Major Chinese luxury e-commerce site accused of selling counterfeited products

Jing Daily reports that the Chinese luxury shopping website XIU.COM is dealing with a scandal as customers have accused the e-tailer of selling counterfeit luxury goods. According to a report by Xinhua news agency, in the wake of multiple accusations that the e-tailer knowingly stocked luxury fakes by brands like Gucci, chief strategy officer Huang Jing defended his company this week, stating, “Mistakes only happened when our employees were overwhelmed by a large number of orders.

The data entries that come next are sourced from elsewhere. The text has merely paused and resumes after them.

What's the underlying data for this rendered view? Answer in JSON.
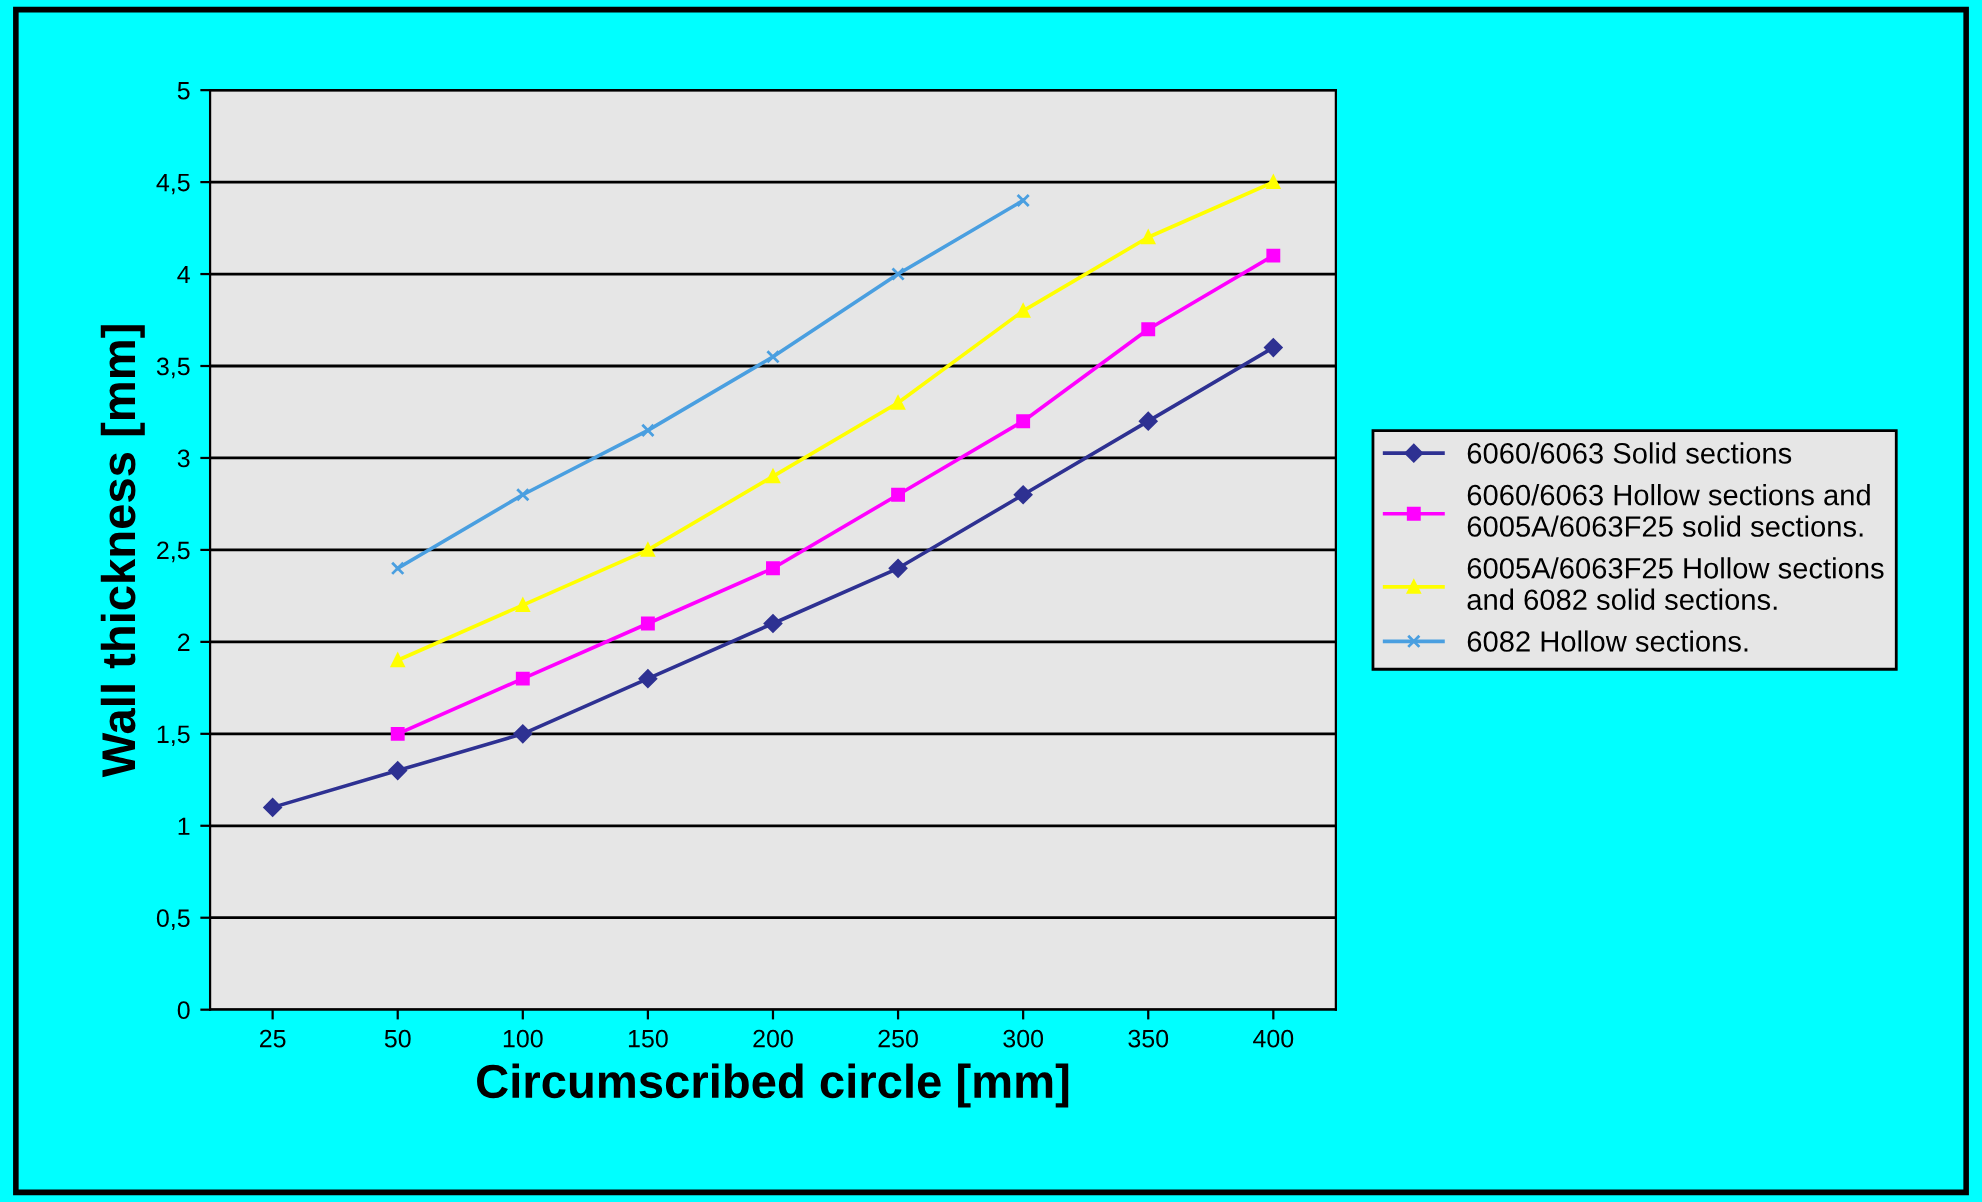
{
  "chart_data": {
    "type": "line",
    "xlabel": "Circumscribed circle [mm]",
    "ylabel": "Wall thickness [mm]",
    "categories": [
      "25",
      "50",
      "100",
      "150",
      "200",
      "250",
      "300",
      "350",
      "400"
    ],
    "series": [
      {
        "name": "6060/6063 Solid sections",
        "color": "#2e3192",
        "marker": "diamond",
        "values": [
          1.1,
          1.3,
          1.5,
          1.8,
          2.1,
          2.4,
          2.8,
          3.2,
          3.6
        ]
      },
      {
        "name": "6060/6063 Hollow sections and\n6005A/6063F25 solid sections.",
        "color": "#ff00ff",
        "marker": "square",
        "values": [
          null,
          1.5,
          1.8,
          2.1,
          2.4,
          2.8,
          3.2,
          3.7,
          4.1
        ]
      },
      {
        "name": "6005A/6063F25 Hollow sections\nand 6082 solid sections.",
        "color": "#ffff00",
        "marker": "triangle",
        "values": [
          null,
          1.9,
          2.2,
          2.5,
          2.9,
          3.3,
          3.8,
          4.2,
          4.5
        ]
      },
      {
        "name": "6082 Hollow sections.",
        "color": "#4a9fe0",
        "marker": "cross",
        "values": [
          null,
          2.4,
          2.8,
          3.15,
          3.55,
          4.0,
          4.4,
          null,
          null
        ]
      }
    ],
    "ylim": [
      0,
      5
    ],
    "yticks": [
      0,
      {
        "value": 0.5,
        "label": "0,5"
      },
      1,
      {
        "value": 1.5,
        "label": "1,5"
      },
      2,
      {
        "value": 2.5,
        "label": "2,5"
      },
      3,
      {
        "value": 3.5,
        "label": "3,5"
      },
      4,
      {
        "value": 4.5,
        "label": "4,5"
      },
      5
    ],
    "grid": "y",
    "legend": "right",
    "line_style": "solid"
  }
}
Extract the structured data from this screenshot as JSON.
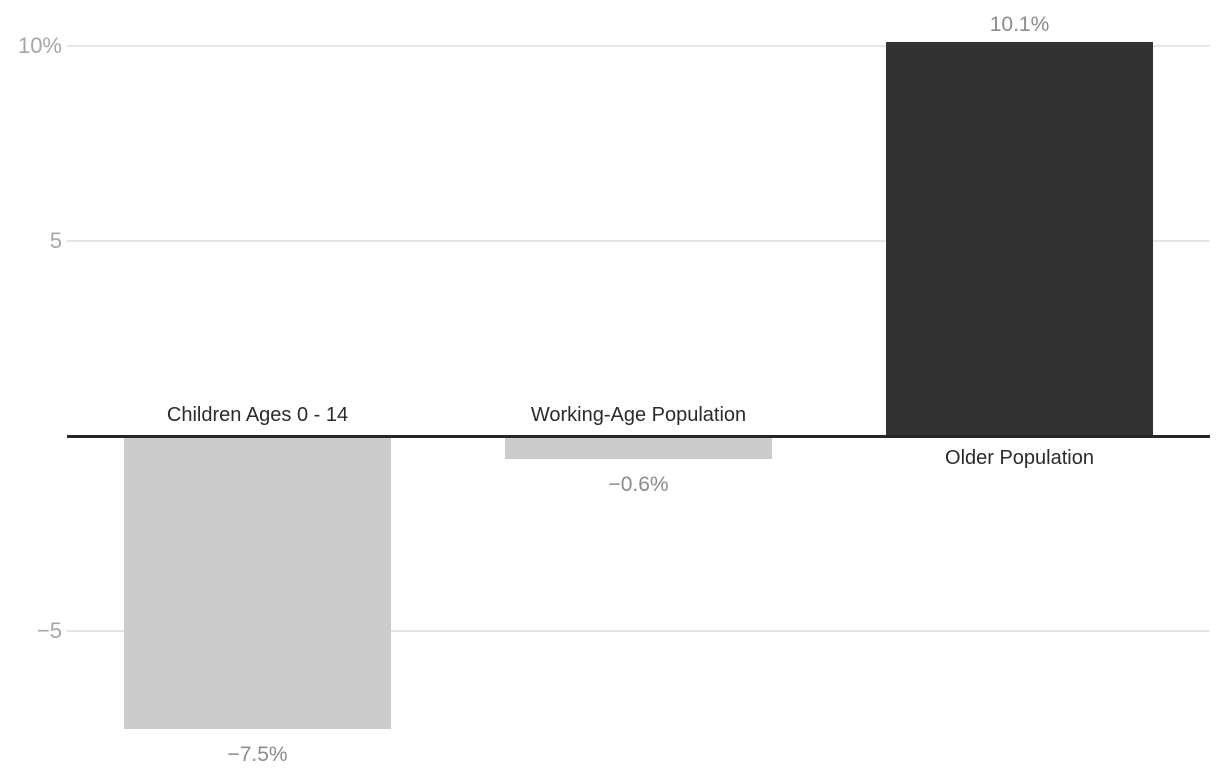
{
  "chart_data": {
    "type": "bar",
    "categories": [
      "Children Ages 0 - 14",
      "Working-Age Population",
      "Older Population"
    ],
    "values": [
      -7.5,
      -0.6,
      10.1
    ],
    "value_labels": [
      "−7.5%",
      "−0.6%",
      "10.1%"
    ],
    "bar_colors": [
      "#cccccc",
      "#cccccc",
      "#323232"
    ],
    "y_ticks": [
      {
        "value": 10,
        "label": "10%"
      },
      {
        "value": 5,
        "label": "5"
      },
      {
        "value": -5,
        "label": "−5"
      }
    ],
    "baseline_value": 0,
    "ylim": [
      -8.7,
      11.2
    ],
    "title": "",
    "xlabel": "",
    "ylabel": "",
    "grid": "horizontal",
    "legend": "none"
  },
  "colors": {
    "background": "#ffffff",
    "gridline": "#e6e6e6",
    "zero_line": "#262626",
    "tick_label": "#a6a6a6",
    "value_label": "#8c8c8c",
    "category_label": "#2b2b2b",
    "bar_light": "#cccccc",
    "bar_dark": "#323232"
  }
}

We stand behind our suppliers and authentication procedures.”

Jing Daily reports that this isn’t the first time that Chinese e-tailers have come under scrutiny with their ‘fakes’. It is an area that will need to be cleaned up with China’s e-commerce market booming. Consumers spent an estimated $US1.27 billion on “Singles’  Day” (November 11) alone when it came to online shopping.

According to a former employee interviewed by Xinhua, the counterfeit accusations boil down to a dearth of qualified authenticity appraisers and lax item examination procedures at the company. This isn’t unique to, Xinhua points out, as many domestic Chinese e-tailers source products from the local grey market rather than directly from brands, and the most trustworthy suppliers are often buyers residing overseas. As the former Xiu employee put it, “Employees often can’t even recognise the brands themselves, nevermind examine the products for authenticity.”

Zhou Ting, dean of the Fortune Character Institute, holds that’s counterfeit scandal illustrates one of the hurdles China’s high-end e-commerce market must pass if it will compete with international players. Said Zhou,  ”Only a few companies provide appraisal services in China, and those that do only focus on [second-hand luxury] consignments.” One example of this is Secoo, China’s largest online consignment e-tailer, which provides a respected 16-point authentication service. However, this doesn’t help luxury online retailers dealing in new goods.